Patients who may have pre-existing gastroesophageal reflux disease (GERD) may also be on proton pump inhibitors (PPIs).  A recent report stated that PPIs decreased the efficacy of alendronate in preventing hip fractures.11  In 2010, the FDA issued a statement, warning that high dose and long-term PPI therapy may increase the risk of developing osteoporosis.  These results were not very clear: two studies cited in their statement used high dose PPIs in their trial, another two studies cited used long term PPI use in their trial, and three other studies have shown that there is no consistent association between osteoporosis and PPI use.12  The cause behind the purported decrease in efficacy is due to the pharmacologic effects of PPIs.

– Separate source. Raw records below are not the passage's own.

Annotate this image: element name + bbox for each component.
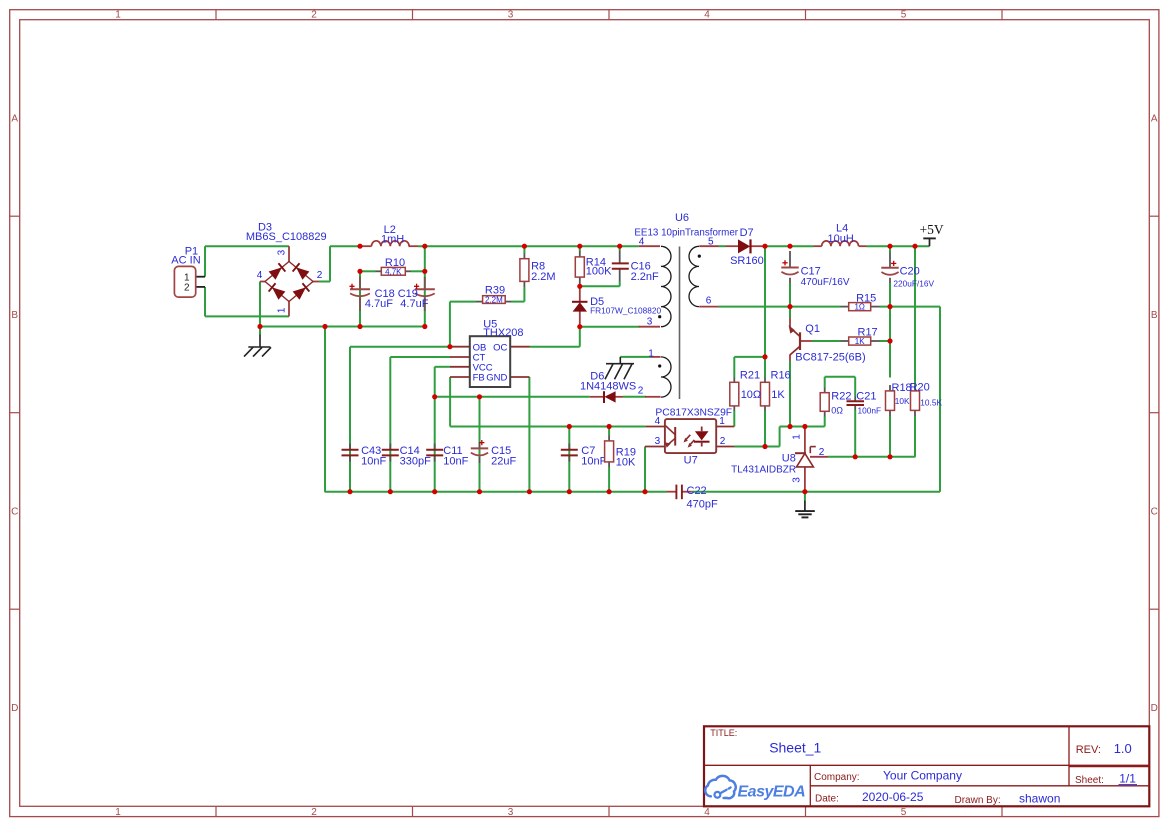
svg-text:2: 2: [311, 807, 317, 818]
svg-text:C: C: [1151, 506, 1158, 517]
svg-text:+5V: +5V: [920, 222, 944, 237]
svg-text:2: 2: [184, 283, 190, 294]
svg-text:10K: 10K: [895, 396, 910, 406]
svg-text:TL431AIDBZR: TL431AIDBZR: [731, 464, 796, 475]
svg-text:U7: U7: [684, 454, 698, 466]
svg-text:U6: U6: [675, 212, 689, 224]
svg-text:EasyEDA: EasyEDA: [738, 784, 806, 801]
svg-text:B: B: [1151, 310, 1158, 321]
svg-text:4: 4: [257, 270, 263, 281]
svg-text:1N4148WS: 1N4148WS: [580, 380, 636, 392]
svg-text:3: 3: [647, 317, 653, 328]
svg-text:D7: D7: [740, 227, 754, 239]
svg-text:Date:: Date:: [815, 794, 839, 805]
svg-text:C: C: [11, 506, 18, 517]
svg-text:10uH: 10uH: [828, 233, 854, 245]
svg-text:2: 2: [819, 447, 825, 458]
svg-text:C20: C20: [900, 266, 920, 278]
svg-text:1K: 1K: [771, 389, 785, 401]
svg-text:1: 1: [648, 348, 654, 359]
svg-text:10nF: 10nF: [361, 456, 386, 468]
svg-text:2: 2: [638, 385, 644, 396]
svg-text:R17: R17: [858, 326, 878, 338]
svg-text:22uF: 22uF: [491, 456, 516, 468]
svg-text:C21: C21: [856, 390, 876, 402]
svg-text:1: 1: [115, 10, 121, 21]
svg-text:R15: R15: [856, 293, 876, 305]
svg-text:470uF/16V: 470uF/16V: [801, 277, 850, 288]
svg-text:BC817-25(6B): BC817-25(6B): [795, 351, 865, 363]
svg-text:5: 5: [901, 807, 907, 818]
svg-text:1/1: 1/1: [1119, 772, 1136, 786]
svg-text:2: 2: [311, 10, 317, 21]
svg-text:4: 4: [704, 10, 710, 21]
svg-text:1.0: 1.0: [1114, 741, 1132, 756]
svg-text:5: 5: [708, 237, 714, 248]
svg-text:3: 3: [277, 249, 288, 255]
svg-text:1: 1: [719, 416, 725, 427]
svg-text:shawon: shawon: [1019, 792, 1060, 806]
svg-text:2020-06-25: 2020-06-25: [862, 790, 924, 804]
svg-text:1: 1: [792, 434, 803, 440]
svg-text:1mH: 1mH: [381, 233, 404, 245]
svg-text:R10: R10: [385, 257, 405, 269]
svg-text:1: 1: [115, 807, 121, 818]
svg-text:R20: R20: [910, 382, 930, 394]
svg-text:SR160: SR160: [730, 255, 764, 267]
svg-text:470pF: 470pF: [687, 498, 718, 510]
svg-text:2.2M: 2.2M: [531, 271, 555, 283]
svg-text:TITLE:: TITLE:: [710, 728, 737, 738]
svg-text:1: 1: [277, 307, 288, 313]
svg-text:Q1: Q1: [805, 323, 820, 335]
svg-text:3: 3: [508, 807, 514, 818]
svg-text:2: 2: [720, 436, 726, 447]
svg-text:R39: R39: [485, 285, 505, 297]
svg-text:C17: C17: [801, 265, 821, 277]
svg-text:4.7uF: 4.7uF: [365, 298, 393, 310]
svg-text:0Ω: 0Ω: [831, 406, 843, 416]
svg-text:10.5K: 10.5K: [920, 398, 942, 408]
svg-text:Sheet:: Sheet:: [1075, 775, 1104, 786]
svg-text:5: 5: [901, 10, 907, 21]
svg-text:100nF: 100nF: [858, 406, 882, 416]
svg-text:D: D: [11, 703, 18, 714]
svg-text:OC: OC: [493, 342, 507, 353]
svg-text:10K: 10K: [616, 457, 636, 469]
svg-text:AC IN: AC IN: [171, 254, 200, 266]
svg-text:A: A: [11, 114, 18, 125]
svg-text:B: B: [11, 310, 18, 321]
svg-text:4: 4: [655, 416, 661, 427]
svg-text:FB: FB: [473, 373, 485, 384]
svg-text:100K: 100K: [586, 266, 612, 278]
svg-text:THX208: THX208: [483, 327, 523, 339]
svg-text:2.2M: 2.2M: [485, 295, 503, 304]
svg-text:3: 3: [792, 477, 803, 483]
svg-text:330pF: 330pF: [400, 456, 431, 468]
svg-text:Your Company: Your Company: [883, 768, 962, 782]
svg-text:MB6S_C108829: MB6S_C108829: [246, 231, 327, 243]
svg-text:A: A: [1151, 114, 1158, 125]
svg-text:Company:: Company:: [814, 772, 860, 783]
svg-text:10nF: 10nF: [581, 456, 606, 468]
svg-text:EE13 10pinTransformer: EE13 10pinTransformer: [634, 227, 738, 238]
svg-text:6: 6: [706, 296, 712, 307]
svg-text:R16: R16: [771, 370, 791, 382]
svg-text:Sheet_1: Sheet_1: [769, 739, 821, 755]
svg-text:4: 4: [704, 807, 710, 818]
svg-text:Drawn By:: Drawn By:: [955, 795, 1001, 806]
svg-text:FR107W_C108820: FR107W_C108820: [590, 305, 661, 315]
svg-text:2.2nF: 2.2nF: [631, 271, 659, 283]
svg-text:C22: C22: [687, 485, 707, 497]
svg-text:4: 4: [639, 237, 645, 248]
svg-text:R21: R21: [740, 370, 760, 382]
svg-text:10Ω: 10Ω: [741, 389, 761, 401]
svg-text:GND: GND: [486, 373, 507, 384]
svg-text:10nF: 10nF: [443, 456, 468, 468]
svg-text:REV:: REV:: [1076, 744, 1101, 756]
svg-text:3: 3: [655, 436, 661, 447]
svg-text:3: 3: [508, 10, 514, 21]
svg-text:2: 2: [317, 270, 323, 281]
svg-text:D: D: [1151, 703, 1158, 714]
svg-text:4.7uF: 4.7uF: [400, 298, 428, 310]
svg-text:220uF/16V: 220uF/16V: [893, 279, 934, 289]
svg-text:U8: U8: [782, 452, 796, 464]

Calcium is traditionally absorbed in an acidic environment.  PPIs decrease acidity; so, one can logically assume that decreased calcium absorption in at-risk patients may accelerate bone resorption.  In one observational study, concurrent bisphosphonate (alendronate) and PPI use in elderly patients was associated with a dose-dependent loss of protection against hip fractures.  This study did not show any association between histamine-2 receptor antagonists (H2RA) and decreased protection against hip fractures.13

Another study at the Massachusetts General Hospital observed that PPI use was associated with an increased risk of non-spine fracture in men not taking calcium supplements, but H2RA use was not associated with non-spine fractures.14 A retrospective 10-year analysis by a research group in California found that both, PPIs and H2RAs, posed an increased risk of hip fracture.  However, this association was only found in those with at least one other risk factor for hip fractures.15  Another study analyzed the results from the Women’s Health Initiative (WHI), in terms of PPI and fracture risks, and concluded that the use of PPIs was not associated with hip fractures, but was modestly associated with clinical spine, forearm or wrist, and total fractures.16

One limit unaddressed in any study was the type of calcium supplementation.  There are two common, orally administered calcium products: calcium carbonate and calcium citrate.  Calcium carbonate requires an acidic environment, whereas calcium citrate does not.17  The daily allowance of calcium in males and females above the age of 50 is 1000-1200 mg per day.  Combinations of calcium and vitamin D increase the absorption of calcium.  Since the maximal absorption of calcium is roughly 500-600 mg, patients should separate their calcium intake to twice daily.  Hence, none of the studies addressed whether calcium supplementation was with calcium carbonate or calcium citrate.

Patients on concomitant bisphosphonates and PPIs should continue to take calcium citrate and vitamin D to reach their daily allowance of calcium.